I was getting a distinct feeling that there was something divine about those feet even before I got to the line about walking on water so I'd be tempted to translate the first line

When I cannot look upon your face
I contemplate your feet.

Admittedly that "look upon" sounds archaic in English, which "mirar" doesn't, and I'm not repeating "look," but "When I cannot look at your face" just doesn't make me think about God.

I don't like the line translated as "and that your gentle weight" because "dulce peso" is definitely "sweet" rather than "gentle" weight and the original made me think of the pietà (though now that I've had a look online I'm getting references to the sweet weight of Mary's unborn child and to the "dulce peso" of Christ on the cross).

Continuing with the slightly archaic English, how about ending with

I would not love your feet
had they not walked
on earth, above
the wind, and on the waters,
till they reached me.

E. M. Selinger said...

Laura, I love your "absurd, but impractical" idea! I'll try to treat those glum thoughts as Alice in Wonderland-style messengers, if they show up today. (As well they might: a restless night last night.)
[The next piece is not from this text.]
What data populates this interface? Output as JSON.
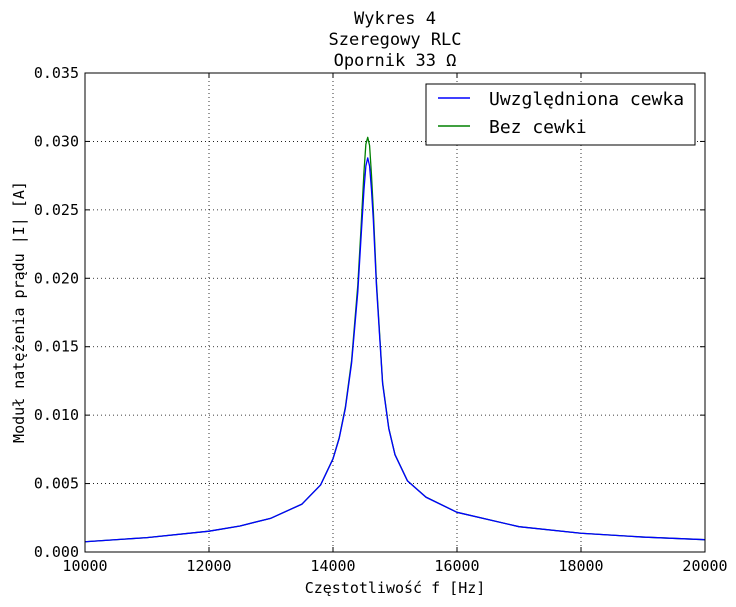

The hernia never made me feel my age, perhaps because the original injury happened when I was in my 30s, and perhaps because my recovery was so quick. Hobbling about for two weeks was less painful, but more ominous, somehow.

I'm fascinated by the religious echoes you hear in "Tus Pies." I think there's a scene in the Old Testament involving God's feet, and of course not seeing God face-to-face features prominently there. When I get to the office I'll look it up.
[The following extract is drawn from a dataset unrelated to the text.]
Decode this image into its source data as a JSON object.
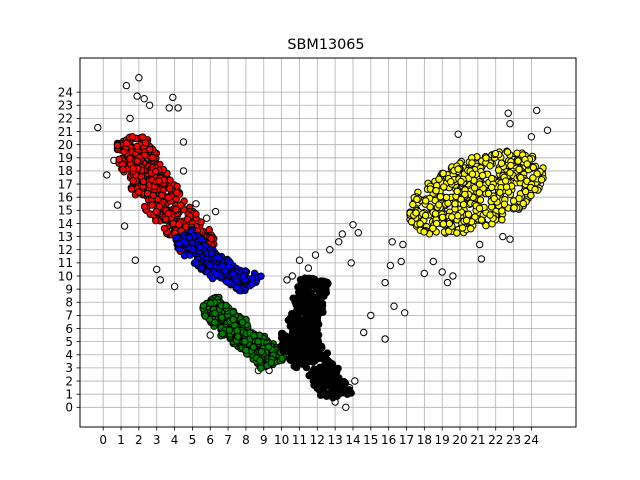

So sorry you're feeling like you're "falling apart" as well. Hazard of the profession, sitting or standing, I fear!

E. M. Selinger said...

On a related note--I carefully packed a lovely salad for lunch (grilled chicken, mango, some quinoa that my wife made for us this morning) and dropped the bag it was in before I got to the office. Sadly, the salad was in a glass bowl, which shattered instantly. Off in search of food to replace it--plenty of options around, but nothing that yummy, I fear.

Laura Vivanco said...

Lost sleep and lost food! To paraphrase Lady Bracknell rather radically: To lose one, Professor Selinger, may be regarded as a misfortune; to lose both may be cause for despair.

Re the feet versus the face, I'm not so good on the Old Testament. I've always been rather intrigued by the story of the washing of Jesus' feet:

37 And, behold, a woman in the city, which was a sinner, when she knew that Jesus sat at meat in the Pharisee's house, brought an alabaster box of ointment,

38 And stood at his feet behind him weeping, and began to wash his feet with tears, and did wipe them with the hairs of her head, and kissed his feet, and anointed them with the ointment. (Luke 7)
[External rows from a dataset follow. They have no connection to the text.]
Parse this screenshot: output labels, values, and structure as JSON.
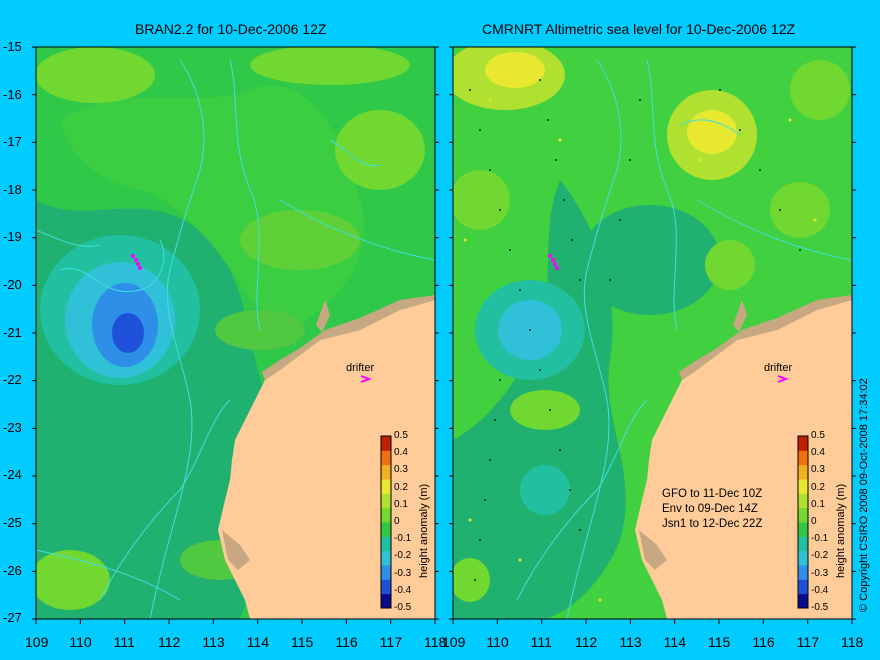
{
  "panels": [
    {
      "title": "BRAN2.2 for 10-Dec-2006 12Z"
    },
    {
      "title": "CMRNRT Altimetric sea level  for 10-Dec-2006 12Z"
    }
  ],
  "axes": {
    "lat_ticks": [
      "-15",
      "-16",
      "-17",
      "-18",
      "-19",
      "-20",
      "-21",
      "-22",
      "-23",
      "-24",
      "-25",
      "-26",
      "-27"
    ],
    "lon_ticks": [
      "109",
      "110",
      "111",
      "112",
      "113",
      "114",
      "115",
      "116",
      "117",
      "118"
    ],
    "lon_ticks_right_panel": [
      "109",
      "110",
      "111",
      "112",
      "113",
      "114",
      "115",
      "116",
      "117",
      "118"
    ]
  },
  "drifter_label": "drifter",
  "colorbar": {
    "label": "height anomaly (m)",
    "ticks": [
      "0.5",
      "0.4",
      "0.3",
      "0.2",
      "0.1",
      "0",
      "-0.1",
      "-0.2",
      "-0.3",
      "-0.4",
      "-0.5"
    ],
    "colors": [
      "#0a0a8c",
      "#1e50d8",
      "#2e8fe8",
      "#30c0d8",
      "#20c0a0",
      "#30c840",
      "#70d830",
      "#b0e030",
      "#e8e830",
      "#f0b020",
      "#f07010",
      "#c02000"
    ]
  },
  "satellite_info": {
    "line1": "GFO to 11-Dec 10Z",
    "line2": "Env to 09-Dec 14Z",
    "line3": "Jsn1 to 12-Dec 22Z"
  },
  "copyright": "© Copyright CSIRO 2008    09-Oct-2008 17:34:02",
  "colors": {
    "background": "#00ccff",
    "land": "#ffcc99",
    "coast_shelf": "#c8a882",
    "bathymetry": "#40e0e0",
    "drifter_track": "#ff00ff"
  }
}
I think she tends to be depicted looking down at the feet rather than up at his face (e.g. here).

Also, when I was young we always went on holiday to Spain to see my father's side of the family and perhaps, being small, I saw a lot of crucifixes from a height which made me focus on the feet. Actually, given the height of the cross (and, often, the height of the paintings/crucifixes), quite a lot of real and painted people probably end up looking at the feet.

Maybe another influence on my thinking about divine feet are the lines in the poem/hymn about "And did those feet, in ancient times, walk upon England's mountains green."